La celebrazione si è conclusa sulla gradinata della concattedrale, da dove il vescovo Piemontese ha impartito la benedizione alla città.
L’offerta dei ceri
Il 2 maggio, alla vigilia della festa del patrono di Narni San Giovenale, si è tenuta la tradizionale cerimonia “De Cereis et Palii Offerendi”, l’omaggio al vescovo della diocesi di Terni, Narni e Amelia successore di San Giovenale da parte delle autorità comunali della città di Narni, delle sue contrade e dei rappresentanti delle arti. Una cerimonia che in questo anno di pandemia ha avuto una valenza diversa, perché incentrata sull’attualità di questo difficile periodo, e con protagonisti non consueti. Sono stati infatti i rappresentanti del mondo ospedaliero, medico, scolastico, del volontariato, del commercio e dei vari ambiti in particolare lotta al Coronavirus oltre ai consueti delegati dei Terzieri a fare omaggio al vescovo Giuseppe Piemontese.

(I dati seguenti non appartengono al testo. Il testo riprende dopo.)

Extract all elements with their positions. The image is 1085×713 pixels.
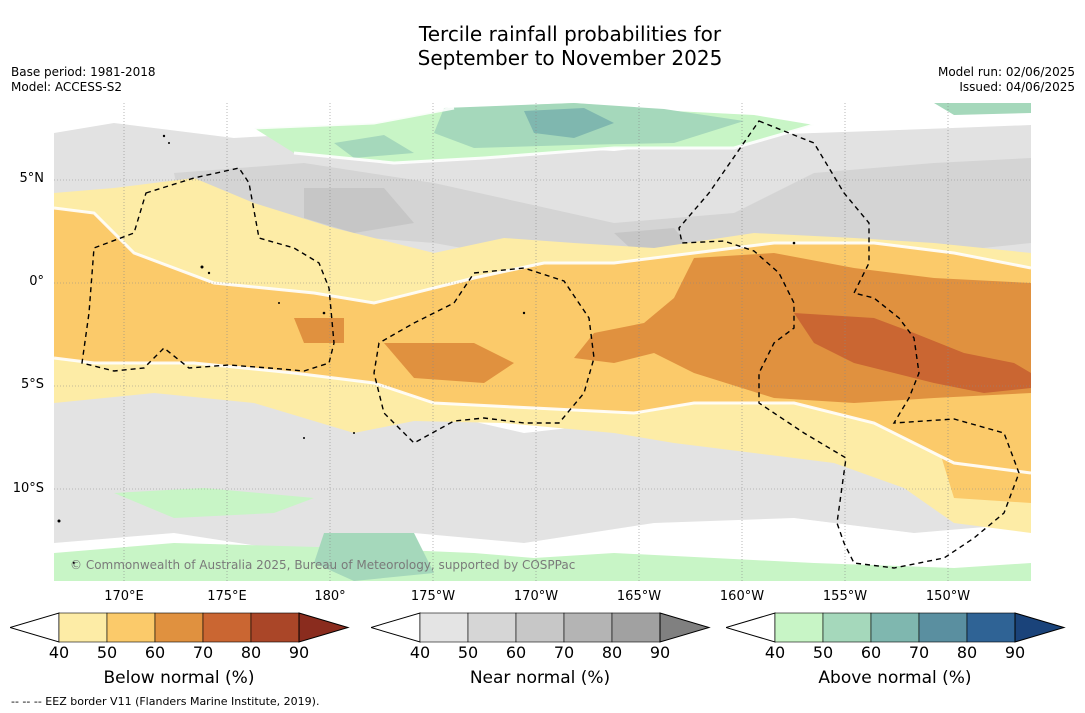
eez-border-central — [373, 267, 595, 444]
cb-above-cell — [774, 612, 824, 643]
lon-tick-165w: 165°W — [616, 589, 662, 604]
colorbar-above-over — [1014, 612, 1066, 643]
meta-left: Base period: 1981-2018 Model: ACCESS-S2 — [11, 65, 156, 95]
lat-tick-5s: 5°S — [20, 377, 44, 392]
cb-above-tick-60: 60 — [860, 643, 882, 662]
lon-tick-170e: 170°E — [104, 589, 144, 604]
lat-tick-5n: 5°N — [19, 171, 45, 186]
lat-tick-0: 0° — [29, 274, 44, 289]
cb-near-tick-50: 50 — [457, 643, 479, 662]
cb-above-tick-70: 70 — [908, 643, 930, 662]
cb-below-tick-70: 70 — [192, 643, 214, 662]
meta-right: Model run: 02/06/2025 Issued: 04/06/2025 — [938, 65, 1075, 95]
cb-near-cell — [419, 612, 469, 643]
cb-near-tick-60: 60 — [505, 643, 527, 662]
base-period: Base period: 1981-2018 — [11, 65, 156, 79]
cb-near-cell — [563, 612, 613, 643]
cb-above-tick-40: 40 — [764, 643, 786, 662]
colorbar-near-under — [371, 612, 421, 643]
cb-below-cell — [202, 612, 252, 643]
cb-above-cell — [822, 612, 872, 643]
cb-below-tick-50: 50 — [96, 643, 118, 662]
colorbar-above-title: Above normal (%) — [818, 668, 972, 688]
lon-tick-155w: 155°W — [822, 589, 868, 604]
title-line-2: September to November 2025 — [417, 46, 723, 70]
probability-fills — [54, 103, 1031, 581]
colorbar-above — [726, 612, 1066, 643]
cb-above-cell — [966, 612, 1016, 643]
model-run: Model run: 02/06/2025 — [937, 65, 1075, 79]
lon-tick-175w: 175°W — [410, 589, 456, 604]
colorbar-near-title: Near normal (%) — [469, 668, 611, 688]
lon-tick-180: 180° — [314, 589, 346, 604]
colorbar-below-title: Below normal (%) — [103, 668, 255, 688]
model-name: Model: ACCESS-S2 — [11, 80, 123, 94]
cb-near-cell — [467, 612, 517, 643]
cb-above-cell — [918, 612, 968, 643]
cb-near-cell — [515, 612, 565, 643]
near-normal-south — [54, 373, 1031, 553]
lon-tick-150w: 150°W — [925, 589, 971, 604]
cb-below-cell — [58, 612, 108, 643]
islands — [57, 134, 796, 565]
cb-near-tick-80: 80 — [601, 643, 623, 662]
lon-tick-160w: 160°W — [719, 589, 765, 604]
lat-tick-10s: 10°S — [12, 481, 44, 496]
above-normal-ne — [934, 103, 1031, 115]
colorbar-below — [10, 612, 350, 643]
cb-below-cell — [106, 612, 156, 643]
eez-footnote: -- -- -- EEZ border V11 (Flanders Marine… — [11, 695, 320, 708]
cb-near-tick-70: 70 — [553, 643, 575, 662]
cb-above-tick-90: 90 — [1004, 643, 1026, 662]
cb-below-cell — [154, 612, 204, 643]
cb-above-cell — [870, 612, 920, 643]
below-normal-70 — [794, 313, 1031, 393]
eez-border-west — [81, 167, 335, 372]
cb-above-tick-50: 50 — [812, 643, 834, 662]
probability-map — [54, 103, 1031, 581]
issued-date: Issued: 04/06/2025 — [959, 80, 1075, 94]
cb-below-tick-80: 80 — [240, 643, 262, 662]
map-title: Tercile rainfall probabilities for Septe… — [0, 22, 1085, 70]
cb-below-tick-90: 90 — [288, 643, 310, 662]
colorbar-above-under — [726, 612, 776, 643]
cb-below-tick-40: 40 — [48, 643, 70, 662]
cb-below-tick-60: 60 — [144, 643, 166, 662]
above-normal-south — [54, 488, 1031, 581]
eez-border-east — [678, 120, 1020, 569]
copyright-credit: © Commonwealth of Australia 2025, Bureau… — [70, 558, 576, 572]
below-normal-60 — [294, 253, 1031, 403]
cb-below-cell — [250, 612, 300, 643]
colorbar-below-over — [298, 612, 350, 643]
white-contours — [54, 106, 1031, 475]
colorbar-near — [371, 612, 711, 643]
eez-borders — [81, 120, 1020, 569]
cb-near-tick-40: 40 — [409, 643, 431, 662]
lon-tick-175e: 175°E — [207, 589, 247, 604]
cb-near-tick-90: 90 — [649, 643, 671, 662]
above-normal-south-2 — [314, 533, 434, 581]
grid-lines — [54, 103, 1031, 581]
title-line-1: Tercile rainfall probabilities for — [418, 22, 722, 46]
cb-near-cell — [611, 612, 661, 643]
above-normal-north-3 — [524, 108, 614, 138]
lon-tick-170w: 170°W — [513, 589, 559, 604]
colorbar-near-over — [659, 612, 711, 643]
colorbar-below-under — [10, 612, 60, 643]
cb-above-tick-80: 80 — [956, 643, 978, 662]
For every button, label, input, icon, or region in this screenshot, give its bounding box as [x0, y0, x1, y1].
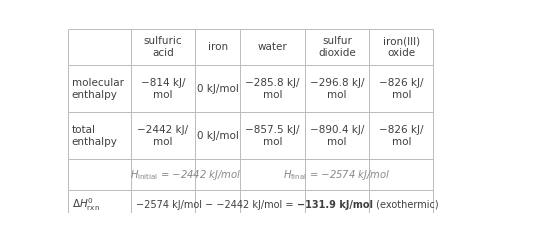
Text: iron(III)
oxide: iron(III) oxide	[383, 36, 420, 58]
Text: sulfur
dioxide: sulfur dioxide	[318, 36, 356, 58]
Text: sulfuric
acid: sulfuric acid	[144, 36, 182, 58]
Text: 0 kJ/mol: 0 kJ/mol	[197, 84, 239, 94]
Text: −2442 kJ/
mol: −2442 kJ/ mol	[138, 125, 188, 147]
Text: (exothermic): (exothermic)	[372, 200, 438, 210]
Text: $\Delta H^0_\mathrm{rxn}$: $\Delta H^0_\mathrm{rxn}$	[72, 196, 100, 213]
Text: −131.9 kJ/mol: −131.9 kJ/mol	[296, 200, 372, 210]
Text: water: water	[258, 42, 288, 52]
Text: −296.8 kJ/
mol: −296.8 kJ/ mol	[310, 78, 364, 100]
Text: iron: iron	[208, 42, 228, 52]
Text: $H_\mathrm{initial}$ = −2442 kJ/mol: $H_\mathrm{initial}$ = −2442 kJ/mol	[130, 168, 241, 182]
Text: −814 kJ/
mol: −814 kJ/ mol	[141, 78, 185, 100]
Text: 0 kJ/mol: 0 kJ/mol	[197, 131, 239, 141]
Text: total
enthalpy: total enthalpy	[72, 125, 117, 147]
Text: −285.8 kJ/
mol: −285.8 kJ/ mol	[245, 78, 300, 100]
Text: −2574 kJ/mol − −2442 kJ/mol =: −2574 kJ/mol − −2442 kJ/mol =	[136, 200, 296, 210]
Text: −890.4 kJ/
mol: −890.4 kJ/ mol	[310, 125, 364, 147]
Text: $H_\mathrm{final}$ = −2574 kJ/mol: $H_\mathrm{final}$ = −2574 kJ/mol	[283, 168, 390, 182]
Text: −826 kJ/
mol: −826 kJ/ mol	[379, 78, 424, 100]
Text: −826 kJ/
mol: −826 kJ/ mol	[379, 125, 424, 147]
Text: −857.5 kJ/
mol: −857.5 kJ/ mol	[245, 125, 300, 147]
Text: molecular
enthalpy: molecular enthalpy	[72, 78, 123, 100]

Hanno consegnato simbolicamente il cero al vescovo Piemontese i rappresentanti delle associazioni di volontariato che, nel tempo del Covid19 sono stati accanto ai deboli e malati; le associazioni di Protezione Civile; le associazioni benefiche cattoliche; coloro che hanno perso il lavoro; medici e infermieri e operatori sanitari; coloro che sono guariti dal Covid; gli insegnanti e gli studenti; una coppia di sposi; gli universitari; gli operatori del turismo, operatori delle arti e dello spettacolo, di quanti hanno continuato ad essere a disposizione del pubblico come i negozianti di generi di prima necessità; una rappresentanza di chi perso i propri congiunti a causa del Covid ed infine i ceri dei cittadini di Narni e dei terzieri.
La consueta simbolica liberazione del prigioniero è stata concretizzata in una raccolta a favore della Caritas diocesana per tutte le famiglie che hanno perso il lavoro.